TidierOrg / Tidier.jl

Meta-package for data analysis in Julia, modeled after the R tidyverse.
MIT License
515 stars 14 forks source link

Limitations of interpolation in local scope #91

Closed jfb-h closed 1 year ago

jfb-h commented 1 year ago

The interpolation with !! currently only works with variables defined in the global environment. This is a bit at odds with recommended julia coding style, which usually recommends to put code into functions. E.g, a function like this fails with an UndefVarError for regex:

function cleandata(df, regex)
  @chain df begin
    @select(df, across(!!regex, as_integer))
    # ... further operations
  end
end

I know this is not typical R scripting style but having interpolation also work in local scope would probably ease the transition to a more julian style.

kdpsingh commented 1 year ago

Thanks for this comment. I agree that the current limitation of !! interpolation in looking at the global scope isn't a desirable situation. Ideally, it would infer the scope based on the local scope of the user, which might be the global scope but could be a different (eg function) scope.

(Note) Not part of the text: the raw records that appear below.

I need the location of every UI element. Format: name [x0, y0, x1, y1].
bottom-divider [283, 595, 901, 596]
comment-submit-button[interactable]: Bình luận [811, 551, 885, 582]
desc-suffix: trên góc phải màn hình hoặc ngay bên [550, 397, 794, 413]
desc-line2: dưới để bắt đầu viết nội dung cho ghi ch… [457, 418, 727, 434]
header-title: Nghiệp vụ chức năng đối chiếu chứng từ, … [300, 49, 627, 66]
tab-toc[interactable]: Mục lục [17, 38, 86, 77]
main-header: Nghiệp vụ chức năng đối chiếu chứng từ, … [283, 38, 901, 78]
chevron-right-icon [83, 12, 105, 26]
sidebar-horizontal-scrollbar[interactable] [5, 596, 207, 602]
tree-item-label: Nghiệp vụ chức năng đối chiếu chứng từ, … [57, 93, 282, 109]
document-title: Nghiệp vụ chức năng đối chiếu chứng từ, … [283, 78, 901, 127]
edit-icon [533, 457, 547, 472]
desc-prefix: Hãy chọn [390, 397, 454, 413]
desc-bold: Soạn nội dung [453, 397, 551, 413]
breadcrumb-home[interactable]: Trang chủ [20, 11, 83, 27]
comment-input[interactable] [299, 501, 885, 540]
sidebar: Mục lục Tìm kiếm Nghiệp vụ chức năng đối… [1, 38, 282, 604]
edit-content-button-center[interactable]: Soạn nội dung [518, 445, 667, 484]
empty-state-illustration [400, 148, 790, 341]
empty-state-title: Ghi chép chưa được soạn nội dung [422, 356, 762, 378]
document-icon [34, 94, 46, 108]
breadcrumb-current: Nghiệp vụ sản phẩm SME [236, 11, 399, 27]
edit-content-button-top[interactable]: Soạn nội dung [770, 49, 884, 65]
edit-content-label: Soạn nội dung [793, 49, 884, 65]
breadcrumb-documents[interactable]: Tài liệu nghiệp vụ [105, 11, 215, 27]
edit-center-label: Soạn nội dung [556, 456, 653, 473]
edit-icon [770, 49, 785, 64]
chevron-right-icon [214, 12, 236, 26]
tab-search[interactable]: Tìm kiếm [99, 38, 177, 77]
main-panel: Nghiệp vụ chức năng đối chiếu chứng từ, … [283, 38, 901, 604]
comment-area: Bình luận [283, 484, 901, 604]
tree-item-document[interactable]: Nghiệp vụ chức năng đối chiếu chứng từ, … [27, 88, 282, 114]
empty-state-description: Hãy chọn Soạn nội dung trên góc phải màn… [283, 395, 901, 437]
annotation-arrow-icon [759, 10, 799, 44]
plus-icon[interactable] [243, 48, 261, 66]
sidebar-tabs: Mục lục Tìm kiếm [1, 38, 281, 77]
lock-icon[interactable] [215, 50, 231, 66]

This limitation exists not because I want to mimic R (bc the R implementation can similarly infer scope) but because it simplifies the implementation by several orders of magnitude. This is because the functions I use to parse the expression may need to modify the interpolated value before inserting it into the expression (bc Tidier.jl uses bare unquoted names to refer to column names and not symbols), and as far as I can tell, this will require some nested quoted expression interpolation, which is quite messy and hard to get right. I initially tried to implement it this way and decided it's too hard to tackle (for now).

The docs are transparent about this being a limitation: https://tidierorg.github.io/Tidier.jl/dev/examples/generated/UserGuide/interpolation/

I'm going to close this for now just given the complexity. However, if I figure out a way to do it, I'll revisit this topic.